You know what I see when I look at certain men?
Ghosts.
Expensive ghosts in beautiful suits, driving cars that cost more than most people's houses, checking watches that could fund a startup. They've optimised everything except the one thing that matters — they've disappeared.
Not in the cinematic sense. They're still on the calls, still closing the deals, still holding court in the restaurants where the waiters know their name. But the conversations are about nothing: the new kitchen extension, the ski trip, the consultant who "finally sorted the supply chain."
The food tastes like cardboard. The wine could be vinegar for all they care. They train not to feel alive, but to keep the gut away. They buy things they don't even like because those are the things men like them are supposed to have.
I can recognise them because I was one. Mine was an elegant haunting — a life upholstered in silk and shadow. On paper it looked enviable: black tie seasons, high-gloss deals, a passport worn soft at the edges. But it was an affair with an illusion, a quiet death by a thousand small acceptances. I was performing intimacy with a system that never really knew me, and never cared to.

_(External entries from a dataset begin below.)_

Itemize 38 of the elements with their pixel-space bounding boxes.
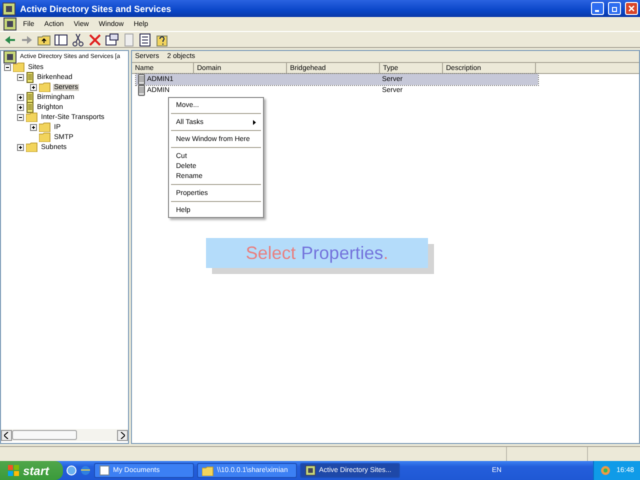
export-list-icon[interactable] — [139, 32, 153, 46]
maximize-icon — [611, 5, 618, 12]
expand-toggle[interactable] — [30, 124, 37, 130]
delete-x-icon[interactable] — [88, 32, 102, 46]
collapse-toggle[interactable] — [4, 64, 11, 70]
expand-toggle[interactable] — [17, 144, 24, 150]
close-icon — [628, 5, 635, 12]
folder-icon — [39, 122, 51, 132]
folder-icon — [26, 112, 38, 122]
properties-icon[interactable] — [105, 32, 119, 46]
instruction-text: Select Properties. — [246, 242, 388, 264]
windows-flag-icon — [8, 465, 19, 476]
app-icon — [2, 2, 16, 16]
expand-toggle[interactable] — [17, 104, 24, 110]
tower-icon — [26, 72, 34, 82]
folder-up-icon[interactable] — [37, 32, 51, 46]
folder-icon — [13, 62, 25, 72]
folder-icon — [202, 466, 214, 476]
folder-icon — [39, 82, 51, 92]
collapse-toggle[interactable] — [17, 74, 24, 80]
scissors-icon[interactable] — [71, 32, 85, 46]
folder-icon — [39, 132, 51, 142]
window-title: Active Directory Sites and Services — [20, 4, 172, 14]
minimize-button[interactable] — [591, 2, 604, 15]
horizontal-scrollbar[interactable] — [1, 429, 128, 441]
collapse-toggle[interactable] — [17, 114, 24, 120]
globe-icon[interactable] — [80, 465, 92, 476]
document-icon — [99, 465, 110, 476]
help-icon[interactable] — [156, 32, 170, 46]
pane-toggle-icon[interactable] — [54, 32, 68, 46]
expand-toggle[interactable] — [17, 94, 24, 100]
app-icon — [3, 17, 17, 31]
expand-toggle[interactable] — [30, 84, 37, 90]
app-icon — [305, 465, 316, 476]
close-button[interactable] — [625, 2, 638, 15]
folder-icon — [26, 142, 38, 152]
submenu-arrow-icon — [253, 120, 256, 124]
restore-button[interactable] — [608, 2, 621, 15]
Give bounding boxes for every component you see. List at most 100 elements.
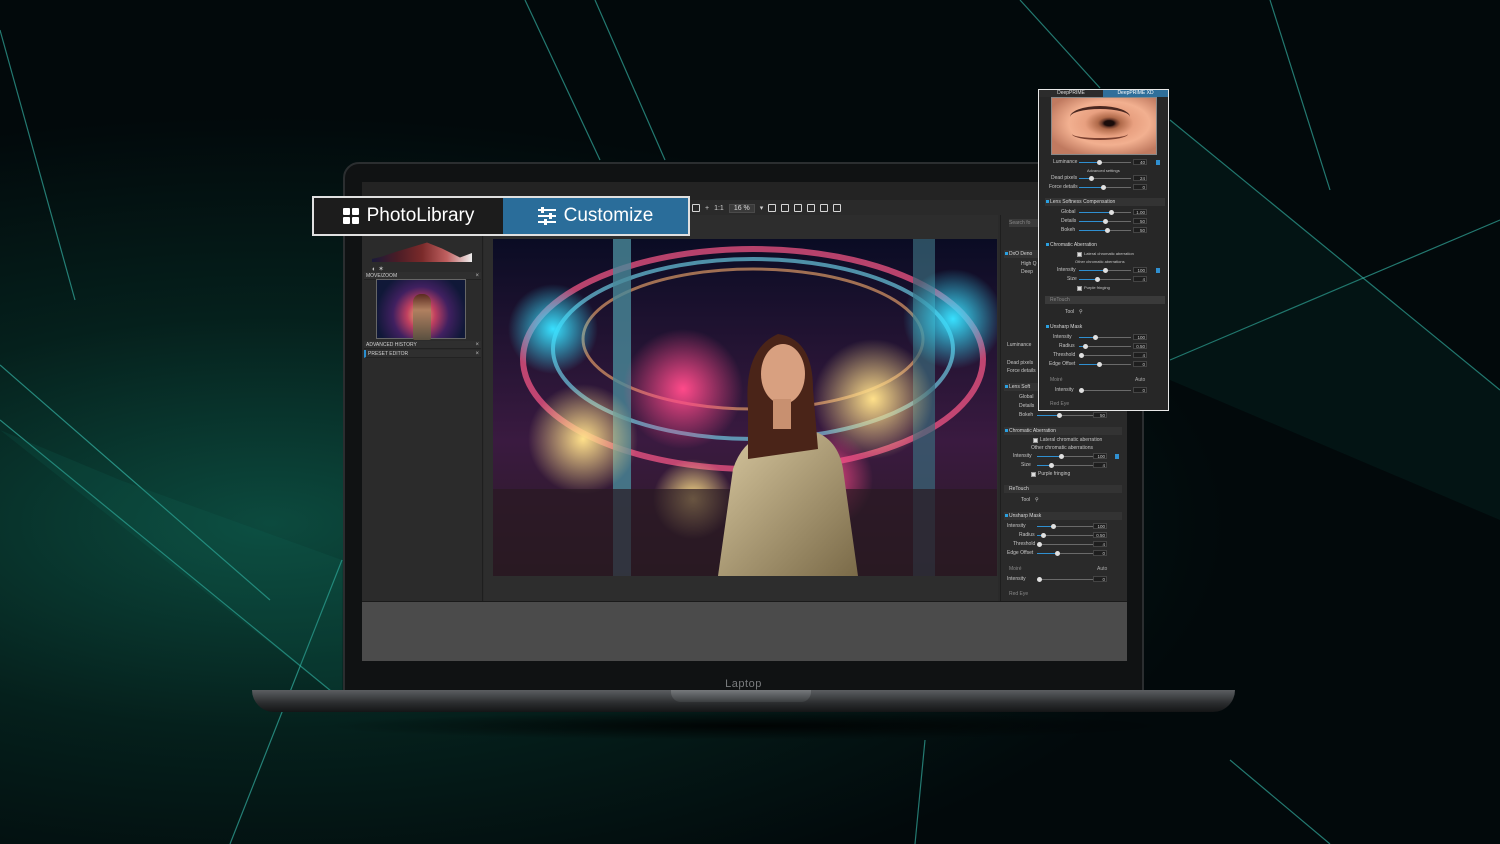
moire-intensity-value[interactable]: 0 (1093, 576, 1107, 582)
brush-icon[interactable] (820, 204, 829, 212)
straighten-icon[interactable] (768, 204, 777, 212)
section-chromatic-aberration[interactable]: Chromatic Aberration (1004, 427, 1122, 435)
zoom-select[interactable]: 16 % (728, 203, 755, 213)
force-details-label: Force details (1007, 368, 1036, 374)
photolibrary-tab[interactable]: PhotoLibrary (314, 198, 503, 234)
edge-offset-value[interactable]: 0 (1133, 361, 1147, 367)
picker-icon[interactable] (1156, 268, 1160, 273)
section-red-eye[interactable]: Red Eye (1045, 400, 1165, 408)
force-details-value[interactable]: 0 (1133, 184, 1147, 190)
moire-intensity-value[interactable]: 0 (1133, 387, 1147, 393)
moire-auto[interactable]: Auto (1097, 565, 1107, 573)
threshold-slider[interactable] (1037, 542, 1093, 547)
moire-intensity-slider[interactable] (1037, 577, 1093, 582)
um-intensity-value[interactable]: 100 (1133, 334, 1147, 340)
one-to-one-button[interactable]: 1:1 (714, 205, 724, 212)
moire-intensity-label: Intensity (1007, 576, 1026, 582)
radius-label: Radius (1019, 532, 1035, 538)
radius-value[interactable]: 0.50 (1093, 532, 1107, 538)
tool-label: Tool (1021, 497, 1031, 503)
section-retouch[interactable]: ReTouch (1004, 485, 1122, 493)
threshold-slider[interactable] (1079, 353, 1131, 358)
bokeh-value[interactable]: 50 (1093, 412, 1107, 418)
close-icon[interactable]: × (475, 350, 479, 358)
advanced-settings-toggle[interactable]: Advanced settings (1087, 167, 1120, 175)
close-icon[interactable]: × (475, 272, 479, 280)
high-quality-option[interactable]: High Q (1021, 260, 1037, 268)
tab-deepprime[interactable]: DeepPRIME (1039, 90, 1103, 97)
intensity-value[interactable]: 100 (1133, 267, 1147, 273)
main-photo[interactable] (493, 239, 997, 576)
section-moire[interactable]: Moiré (1045, 376, 1165, 384)
tab-deepprime-xd[interactable]: DeepPRIME XD (1103, 90, 1168, 97)
size-slider[interactable] (1079, 277, 1131, 282)
um-intensity-label: Intensity (1053, 334, 1072, 340)
deep-option[interactable]: Deep (1021, 268, 1033, 276)
um-intensity-value[interactable]: 100 (1093, 523, 1107, 529)
edge-offset-slider[interactable] (1079, 362, 1131, 367)
tool-link-icon[interactable]: ⚲ (1035, 496, 1039, 504)
lateral-ca-checkbox[interactable] (1077, 252, 1082, 257)
radius-slider[interactable] (1037, 533, 1093, 538)
size-value[interactable]: 4 (1093, 462, 1107, 468)
preset-editor-title[interactable]: PRESET EDITOR × (364, 350, 481, 358)
navigator-thumbnail[interactable] (376, 279, 466, 340)
size-value[interactable]: 4 (1133, 276, 1147, 282)
moire-auto[interactable]: Auto (1135, 376, 1145, 384)
grid-icon (342, 208, 359, 224)
force-details-slider[interactable] (1079, 185, 1131, 190)
purple-fringing-checkbox[interactable] (1031, 472, 1036, 477)
edge-offset-value[interactable]: 0 (1093, 550, 1107, 556)
luminance-value[interactable]: 40 (1133, 159, 1147, 165)
um-intensity-slider[interactable] (1079, 335, 1131, 340)
customize-tab[interactable]: Customize (502, 198, 688, 234)
dead-pixels-value[interactable]: 24 (1133, 175, 1147, 181)
details-value[interactable]: 50 (1133, 218, 1147, 224)
global-slider[interactable] (1079, 210, 1131, 215)
red-eye-tool-icon[interactable] (794, 204, 803, 212)
section-unsharp-mask[interactable]: Unsharp Mask (1045, 323, 1165, 331)
laptop-label: Laptop (725, 678, 762, 690)
lateral-ca-checkbox[interactable] (1033, 438, 1038, 443)
chevron-down-icon[interactable]: ▾ (760, 204, 764, 212)
section-lens-softness[interactable]: Lens Softness Compensation (1045, 198, 1165, 206)
advanced-history-title[interactable]: ADVANCED HISTORY × (364, 341, 481, 349)
section-unsharp-mask[interactable]: Unsharp Mask (1004, 512, 1122, 520)
luminance-slider[interactable] (1079, 160, 1131, 165)
picker-icon[interactable] (781, 204, 790, 212)
perspective-icon[interactable] (807, 204, 816, 212)
bokeh-value[interactable]: 50 (1133, 227, 1147, 233)
denoise-preview[interactable] (1051, 97, 1157, 155)
intensity-slider[interactable] (1079, 268, 1131, 273)
move-icon[interactable]: + (705, 205, 709, 212)
um-intensity-slider[interactable] (1037, 524, 1093, 529)
radius-value[interactable]: 0.50 (1133, 343, 1147, 349)
bokeh-label: Bokeh (1061, 227, 1076, 233)
eye-icon[interactable] (833, 204, 842, 212)
global-value[interactable]: 1.00 (1133, 209, 1147, 215)
details-slider[interactable] (1079, 219, 1131, 224)
purple-fringing-checkbox[interactable] (1077, 286, 1082, 291)
bokeh-slider[interactable] (1037, 413, 1093, 418)
bokeh-slider[interactable] (1079, 228, 1131, 233)
picker-icon[interactable] (1115, 454, 1119, 459)
edge-offset-slider[interactable] (1037, 551, 1093, 556)
close-icon[interactable]: × (475, 341, 479, 349)
section-red-eye[interactable]: Red Eye (1004, 590, 1122, 598)
crop-icon[interactable] (692, 204, 700, 212)
section-chromatic-aberration[interactable]: Chromatic Aberration (1045, 241, 1165, 249)
photo-illustration (493, 239, 997, 576)
section-retouch[interactable]: ReTouch (1045, 296, 1165, 304)
tool-link-icon[interactable]: ⚲ (1079, 308, 1083, 316)
size-slider[interactable] (1037, 463, 1093, 468)
intensity-slider[interactable] (1037, 454, 1093, 459)
intensity-value[interactable]: 100 (1093, 453, 1107, 459)
filmstrip[interactable] (362, 601, 1127, 661)
picker-icon[interactable] (1156, 160, 1160, 165)
image-viewer[interactable] (484, 215, 998, 601)
threshold-value[interactable]: 4 (1133, 352, 1147, 358)
dead-pixels-slider[interactable] (1079, 176, 1131, 181)
radius-slider[interactable] (1079, 344, 1131, 349)
threshold-value[interactable]: 4 (1093, 541, 1107, 547)
moire-intensity-slider[interactable] (1079, 388, 1131, 393)
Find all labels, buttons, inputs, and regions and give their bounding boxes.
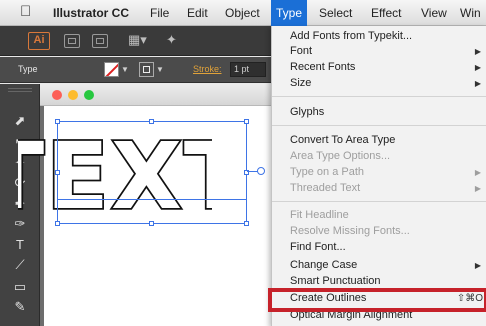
menu-item-label: Area Type Options...	[290, 150, 391, 162]
submenu-arrow-icon: ▶	[474, 63, 481, 72]
menu-item-label: Recent Fonts	[290, 61, 356, 73]
menu-item-label: Change Case	[290, 259, 358, 271]
menu-font[interactable]: Font ▶	[272, 45, 486, 58]
menu-item-label: Font	[290, 45, 313, 57]
submenu-arrow-icon: ▶	[474, 47, 481, 56]
menu-item-label: Threaded Text	[290, 182, 361, 194]
minimize-window-button[interactable]	[68, 90, 78, 100]
text-baseline	[57, 199, 247, 200]
arrange-documents-icon[interactable]: ▦▾	[128, 32, 147, 48]
handle-bottom-right[interactable]	[244, 221, 249, 226]
menu-file[interactable]: File	[145, 0, 174, 26]
menu-item-label: Glyphs	[290, 106, 325, 118]
line-tool-icon[interactable]: ⟋	[10, 256, 30, 274]
ai-logo-icon: Ai	[28, 32, 50, 50]
handle-top-left[interactable]	[55, 119, 60, 124]
stroke-swatch[interactable]	[139, 62, 154, 77]
gpu-performance-icon[interactable]: ✦	[166, 32, 177, 48]
menu-convert-to-area-type[interactable]: Convert To Area Type	[272, 134, 486, 147]
fill-swatch[interactable]	[104, 62, 119, 77]
stroke-label[interactable]: Stroke:	[193, 64, 222, 74]
stroke-dropdown-icon[interactable]: ▼	[156, 65, 164, 74]
menu-item-label: Add Fonts from Typekit...	[290, 30, 413, 42]
menu-item-label: Convert To Area Type	[290, 134, 396, 146]
menu-item-label: Find Font...	[290, 241, 346, 253]
menu-resolve-missing-fonts: Resolve Missing Fonts...	[272, 225, 486, 238]
menu-fit-headline: Fit Headline	[272, 209, 486, 222]
fill-dropdown-icon[interactable]: ▼	[121, 65, 129, 74]
menu-size[interactable]: Size ▶	[272, 77, 486, 90]
out-port[interactable]	[257, 167, 265, 175]
menu-view[interactable]: View	[416, 0, 452, 26]
menu-recent-fonts[interactable]: Recent Fonts ▶	[272, 61, 486, 74]
close-window-button[interactable]	[52, 90, 62, 100]
submenu-arrow-icon: ▶	[474, 184, 481, 193]
stock-button[interactable]	[92, 34, 108, 48]
menu-item-label: Size	[290, 77, 312, 89]
menu-separator	[272, 201, 486, 202]
menu-find-font[interactable]: Find Font...	[272, 241, 486, 254]
application-bar: Ai ▦▾ ✦	[0, 26, 272, 56]
menu-area-type-options: Area Type Options...	[272, 150, 486, 163]
menu-bar:  Illustrator CC File Edit Object Type S…	[0, 0, 486, 26]
submenu-arrow-icon: ▶	[474, 168, 481, 177]
menu-type[interactable]: Type	[271, 0, 308, 26]
type-menu-dropdown: Add Fonts from Typekit... Font ▶ Recent F…	[271, 26, 486, 326]
handle-bottom-left[interactable]	[55, 221, 60, 226]
menu-item-label: Smart Punctuation	[290, 275, 381, 287]
document-titlebar	[40, 84, 272, 106]
submenu-arrow-icon: ▶	[474, 261, 481, 270]
menu-object[interactable]: Object	[220, 0, 265, 26]
menu-window[interactable]: Win	[455, 0, 486, 26]
menu-threaded-text: Threaded Text ▶	[272, 182, 486, 195]
handle-middle-left[interactable]	[55, 170, 60, 175]
menu-change-case[interactable]: Change Case ▶	[272, 259, 486, 272]
handle-bottom-center[interactable]	[149, 221, 154, 226]
menu-separator	[272, 125, 486, 126]
zoom-window-button[interactable]	[84, 90, 94, 100]
menu-separator	[272, 96, 486, 97]
panel-grip[interactable]	[8, 88, 32, 92]
menu-glyphs[interactable]: Glyphs	[272, 106, 486, 119]
bridge-button[interactable]	[64, 34, 80, 48]
menu-app-name[interactable]: Illustrator CC	[48, 0, 134, 26]
menu-effect[interactable]: Effect	[366, 0, 406, 26]
menu-add-fonts-typekit[interactable]: Add Fonts from Typekit...	[272, 30, 486, 43]
selection-type-label: Type	[18, 64, 38, 74]
handle-top-center[interactable]	[149, 119, 154, 124]
stroke-weight-field[interactable]: 1 pt	[230, 62, 266, 77]
menu-smart-punctuation[interactable]: Smart Punctuation	[272, 275, 486, 288]
menu-select[interactable]: Select	[314, 0, 357, 26]
menu-item-label: Resolve Missing Fonts...	[290, 225, 410, 237]
rectangle-tool-icon[interactable]: ▭	[10, 278, 30, 296]
menu-item-label: Type on a Path	[290, 166, 364, 178]
submenu-arrow-icon: ▶	[474, 79, 481, 88]
type-tool-icon[interactable]: T	[10, 236, 30, 254]
selection-bounding-box[interactable]	[57, 121, 247, 224]
menu-item-label: Fit Headline	[290, 209, 349, 221]
menu-type-on-a-path: Type on a Path ▶	[272, 166, 486, 179]
handle-top-right[interactable]	[244, 119, 249, 124]
menu-edit[interactable]: Edit	[182, 0, 213, 26]
control-bar: Type ▼ ▼ Stroke: 1 pt	[0, 57, 272, 83]
pencil-tool-icon[interactable]: ✎	[10, 298, 30, 316]
create-outlines-callout	[268, 288, 486, 312]
apple-icon[interactable]: 	[20, 4, 31, 20]
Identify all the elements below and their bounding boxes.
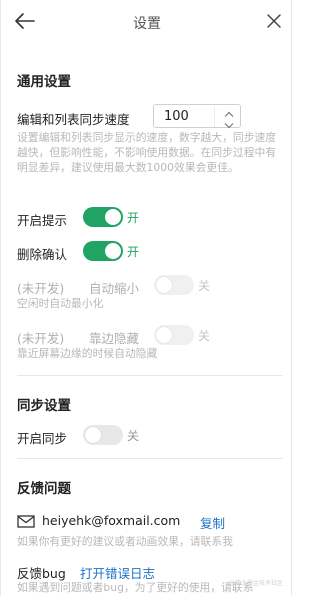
feedback-section-title: 反馈问题 bbox=[17, 481, 71, 497]
toggle-knob bbox=[105, 209, 121, 225]
auto-minimize-label: 自动缩小 bbox=[89, 281, 140, 296]
open-sync-toggle[interactable] bbox=[83, 425, 123, 445]
email-address: heiyehk@foxmail.com bbox=[42, 513, 181, 528]
section-divider bbox=[17, 375, 283, 376]
header: 设置 bbox=[1, 0, 293, 44]
open-tip-state: 开 bbox=[127, 211, 140, 225]
edge-hide-description: 靠近屏幕边缘的时候自动隐藏 bbox=[17, 347, 158, 360]
delete-confirm-label: 删除确认 bbox=[17, 247, 68, 262]
speed-value[interactable]: 100 bbox=[164, 109, 189, 124]
auto-minimize-toggle[interactable] bbox=[154, 275, 194, 295]
edge-hide-toggle[interactable] bbox=[154, 325, 194, 345]
auto-minimize-description: 空闲时自动最小化 bbox=[17, 297, 104, 310]
email-description: 如果你有更好的建议或者动画效果，请联系我 bbox=[17, 535, 233, 548]
edge-hide-prefix: (未开发) bbox=[17, 331, 65, 346]
general-section-title: 通用设置 bbox=[17, 74, 71, 90]
stepper-divider bbox=[214, 107, 215, 127]
toggle-knob bbox=[105, 243, 121, 259]
close-button[interactable] bbox=[263, 10, 285, 32]
toggle-knob bbox=[85, 427, 101, 443]
stepper-increment-button[interactable] bbox=[218, 105, 240, 117]
close-icon bbox=[267, 14, 281, 28]
sync-section-title: 同步设置 bbox=[17, 398, 71, 414]
speed-label: 编辑和列表同步速度 bbox=[17, 112, 130, 127]
open-tip-label: 开启提示 bbox=[17, 213, 68, 228]
delete-confirm-state: 开 bbox=[127, 245, 140, 259]
auto-minimize-state: 关 bbox=[198, 279, 211, 293]
page-title: 设置 bbox=[133, 16, 161, 32]
delete-confirm-toggle[interactable] bbox=[83, 241, 123, 261]
watermark: @稀土掘金技术社区 bbox=[229, 580, 284, 587]
toggle-knob bbox=[156, 327, 172, 343]
toggle-knob bbox=[156, 277, 172, 293]
auto-minimize-prefix: (未开发) bbox=[17, 281, 65, 296]
open-sync-state: 关 bbox=[127, 429, 140, 443]
stepper-decrement-button[interactable] bbox=[218, 116, 240, 129]
speed-stepper[interactable]: 100 bbox=[153, 104, 241, 129]
open-tip-toggle[interactable] bbox=[83, 207, 123, 227]
edge-hide-label: 靠边隐藏 bbox=[89, 331, 140, 346]
section-divider bbox=[17, 458, 283, 459]
open-sync-label: 开启同步 bbox=[17, 431, 68, 446]
edge-hide-state: 关 bbox=[198, 329, 211, 343]
copy-email-link[interactable]: 复制 bbox=[200, 513, 225, 532]
mail-icon bbox=[17, 515, 35, 528]
speed-description: 设置编辑和列表同步显示的速度，数字越大，同步速度越快，但影响性能，不影响使用数据… bbox=[17, 131, 277, 174]
settings-panel: 设置 通用设置 编辑和列表同步速度 100 设置编辑和列表同步显示的速度，数字越… bbox=[0, 0, 292, 596]
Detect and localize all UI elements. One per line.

The thing about being a ghost is you don't feel the moment you fade. You just wake up one day and realise you've been walking through someone else's dream with your eyes open.
Jeff was one too. On the surface: the game won, the receipts to prove it. But I noticed the fracture — the Rolex glances, the smile that never reached the eyes, the weight of hours he couldn't name. His marriage gone, his daughter growing up on carefully scheduled weekends, his life a loop of work, drink, distraction.
One day he vanished — not from life, but from the loop.
Months later we caught up again. He told me he had been somewhere that stripped him down to the man before the titles, the money, the armour. Not a resort. Not a curated "experience." Four places. Four trials. Four chances to come back different.
He did.
We met around Beacon Hill, his daughter beside him on her bike, helmet askew. At the top he grinned like a man about to rob a bank. We tore down the hill in a blur of mud and sunlight, no thought of meetings or deals, just the rush of being alive.
You can stay a ghost forever. Most do. Some don't.